The response was pretty quick, and started a flurry of other responses (sorry, you need to read it bottom to top if you want to see the whole thread, or skip to the bottom if you’re only interested in Levant’s reply):


The “Ayers is a terrorist” allegation isn’t new.  In 2008, it was raised as a way to smear then-Presidential hopeful Barack Obama.  Bill Ayers co-founded an anti-war group called the Weather Underground during his college years that did engage in some questionable activities, but Ayers himself was never convicted of a terrorist activity.  He had some arrests for misdemeanors during his anti-war activities in the late 1960s and early 1970s, but that is all.  Did he engage in illegal activity?  Possibly.  Decades ago.  In anti-war activism.  Possibly enabled or even encouraged by FBI agents provocateurs.  And certainly not in any way that makes him a danger to Canada today.  He’s no more questionable than someone who recently stood trial for inciting hatred — though acquitted — and is still very deliberately skirting that edge.
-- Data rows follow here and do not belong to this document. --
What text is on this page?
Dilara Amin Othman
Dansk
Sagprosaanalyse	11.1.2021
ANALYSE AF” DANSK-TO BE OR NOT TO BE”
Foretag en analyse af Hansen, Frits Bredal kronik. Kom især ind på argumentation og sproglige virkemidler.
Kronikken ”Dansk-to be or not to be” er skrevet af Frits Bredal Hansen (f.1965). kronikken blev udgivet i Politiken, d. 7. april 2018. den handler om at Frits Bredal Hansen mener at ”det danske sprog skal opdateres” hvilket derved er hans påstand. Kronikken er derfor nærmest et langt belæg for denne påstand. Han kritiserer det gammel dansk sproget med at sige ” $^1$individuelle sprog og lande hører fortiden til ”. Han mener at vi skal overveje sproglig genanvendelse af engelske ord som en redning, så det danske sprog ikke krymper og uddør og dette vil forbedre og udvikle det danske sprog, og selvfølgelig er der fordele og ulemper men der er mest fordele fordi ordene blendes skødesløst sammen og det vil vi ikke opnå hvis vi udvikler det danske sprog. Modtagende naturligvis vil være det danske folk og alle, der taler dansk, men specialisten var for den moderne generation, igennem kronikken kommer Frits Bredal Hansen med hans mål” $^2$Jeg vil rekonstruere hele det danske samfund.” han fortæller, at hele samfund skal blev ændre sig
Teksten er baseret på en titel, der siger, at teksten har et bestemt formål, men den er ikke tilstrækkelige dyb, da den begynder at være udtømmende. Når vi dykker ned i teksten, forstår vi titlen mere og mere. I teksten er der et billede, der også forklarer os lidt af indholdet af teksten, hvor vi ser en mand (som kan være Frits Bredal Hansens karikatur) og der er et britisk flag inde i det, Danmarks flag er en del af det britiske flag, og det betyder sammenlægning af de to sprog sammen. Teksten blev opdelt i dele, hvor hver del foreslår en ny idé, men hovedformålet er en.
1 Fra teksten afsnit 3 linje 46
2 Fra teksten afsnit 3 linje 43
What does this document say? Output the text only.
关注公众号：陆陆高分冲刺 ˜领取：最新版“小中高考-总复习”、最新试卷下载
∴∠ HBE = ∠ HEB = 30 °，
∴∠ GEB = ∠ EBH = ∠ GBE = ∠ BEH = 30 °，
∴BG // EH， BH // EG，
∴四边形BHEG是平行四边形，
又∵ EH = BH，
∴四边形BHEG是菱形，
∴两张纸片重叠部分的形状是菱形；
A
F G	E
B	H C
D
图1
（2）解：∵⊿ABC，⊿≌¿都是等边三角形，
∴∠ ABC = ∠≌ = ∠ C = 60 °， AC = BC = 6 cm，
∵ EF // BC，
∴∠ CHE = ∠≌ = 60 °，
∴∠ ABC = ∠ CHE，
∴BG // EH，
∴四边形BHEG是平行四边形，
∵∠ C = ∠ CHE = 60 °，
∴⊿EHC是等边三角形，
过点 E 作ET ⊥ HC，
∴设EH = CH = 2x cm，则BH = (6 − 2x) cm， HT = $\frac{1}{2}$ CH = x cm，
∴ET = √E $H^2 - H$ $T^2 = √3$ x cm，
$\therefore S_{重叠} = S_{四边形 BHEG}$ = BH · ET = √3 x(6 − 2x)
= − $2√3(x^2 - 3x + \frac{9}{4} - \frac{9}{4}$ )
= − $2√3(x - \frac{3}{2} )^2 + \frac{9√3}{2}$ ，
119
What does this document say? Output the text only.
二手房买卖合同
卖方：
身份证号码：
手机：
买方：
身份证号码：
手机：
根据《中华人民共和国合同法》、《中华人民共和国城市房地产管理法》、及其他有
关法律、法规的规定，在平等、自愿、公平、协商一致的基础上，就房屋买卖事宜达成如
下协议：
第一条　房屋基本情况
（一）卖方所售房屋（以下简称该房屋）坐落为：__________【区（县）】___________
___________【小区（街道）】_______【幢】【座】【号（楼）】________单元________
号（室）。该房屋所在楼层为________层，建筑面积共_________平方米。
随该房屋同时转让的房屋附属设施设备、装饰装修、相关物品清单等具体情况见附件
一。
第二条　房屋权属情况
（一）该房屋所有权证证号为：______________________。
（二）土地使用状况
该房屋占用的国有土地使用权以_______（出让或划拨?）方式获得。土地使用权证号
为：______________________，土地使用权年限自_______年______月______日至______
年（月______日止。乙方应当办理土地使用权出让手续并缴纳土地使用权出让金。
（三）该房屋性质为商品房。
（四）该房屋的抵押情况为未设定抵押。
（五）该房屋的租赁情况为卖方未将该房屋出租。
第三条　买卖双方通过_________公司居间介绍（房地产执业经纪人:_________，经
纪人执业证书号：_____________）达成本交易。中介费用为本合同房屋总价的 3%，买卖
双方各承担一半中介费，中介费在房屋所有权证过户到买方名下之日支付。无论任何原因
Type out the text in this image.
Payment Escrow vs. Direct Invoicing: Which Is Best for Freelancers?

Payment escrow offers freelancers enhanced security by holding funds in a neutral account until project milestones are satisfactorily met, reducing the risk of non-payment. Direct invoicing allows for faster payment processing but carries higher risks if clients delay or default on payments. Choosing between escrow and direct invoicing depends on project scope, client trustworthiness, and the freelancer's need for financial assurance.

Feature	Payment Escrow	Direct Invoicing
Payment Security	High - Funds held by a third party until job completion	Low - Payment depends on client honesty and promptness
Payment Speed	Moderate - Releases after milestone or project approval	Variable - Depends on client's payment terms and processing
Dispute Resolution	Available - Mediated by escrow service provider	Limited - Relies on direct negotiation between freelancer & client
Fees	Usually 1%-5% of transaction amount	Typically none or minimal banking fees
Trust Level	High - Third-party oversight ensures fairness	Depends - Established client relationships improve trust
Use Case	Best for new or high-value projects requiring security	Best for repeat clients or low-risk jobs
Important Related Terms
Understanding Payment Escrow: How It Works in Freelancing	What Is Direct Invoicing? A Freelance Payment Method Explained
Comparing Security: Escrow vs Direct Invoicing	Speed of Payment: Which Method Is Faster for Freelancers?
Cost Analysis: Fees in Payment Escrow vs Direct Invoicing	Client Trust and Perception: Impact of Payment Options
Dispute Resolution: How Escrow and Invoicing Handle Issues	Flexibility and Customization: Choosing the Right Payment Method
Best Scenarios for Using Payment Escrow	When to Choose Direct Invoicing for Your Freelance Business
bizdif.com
So the argument works if you skip the nuance.  But SunTV is quickly building a reputation for overlooking nuances of a story in order to make wide sweeping judgments and broad-brush assumptions.  And Levant is proving to be no exception, such as Wednesday night’s speculation along with Kathy Shaidle about who would win a human rights complaint between a Muslim and a gay man… as though the actual action at the heart of such a complaint would be irrelevant (the Five Feet of Fury blogger glibly stated that obviously it would be the Muslim because gay men don’t know how to build bombs — I don’t have an exact quote here, but am paraphrasing as accurately as I can from memory).

Is Levant a showman? Yes.  A Glenn Beck clone?  Somewhat, and if he keeps bashing environmentalism as a lead-in to commercial sponsors who hype the environmentally-friendly virtues of their products, his show might go the same direction, albeit for a different reason.  But a champion for all free speech?

It’s all in how you spin it, I guess.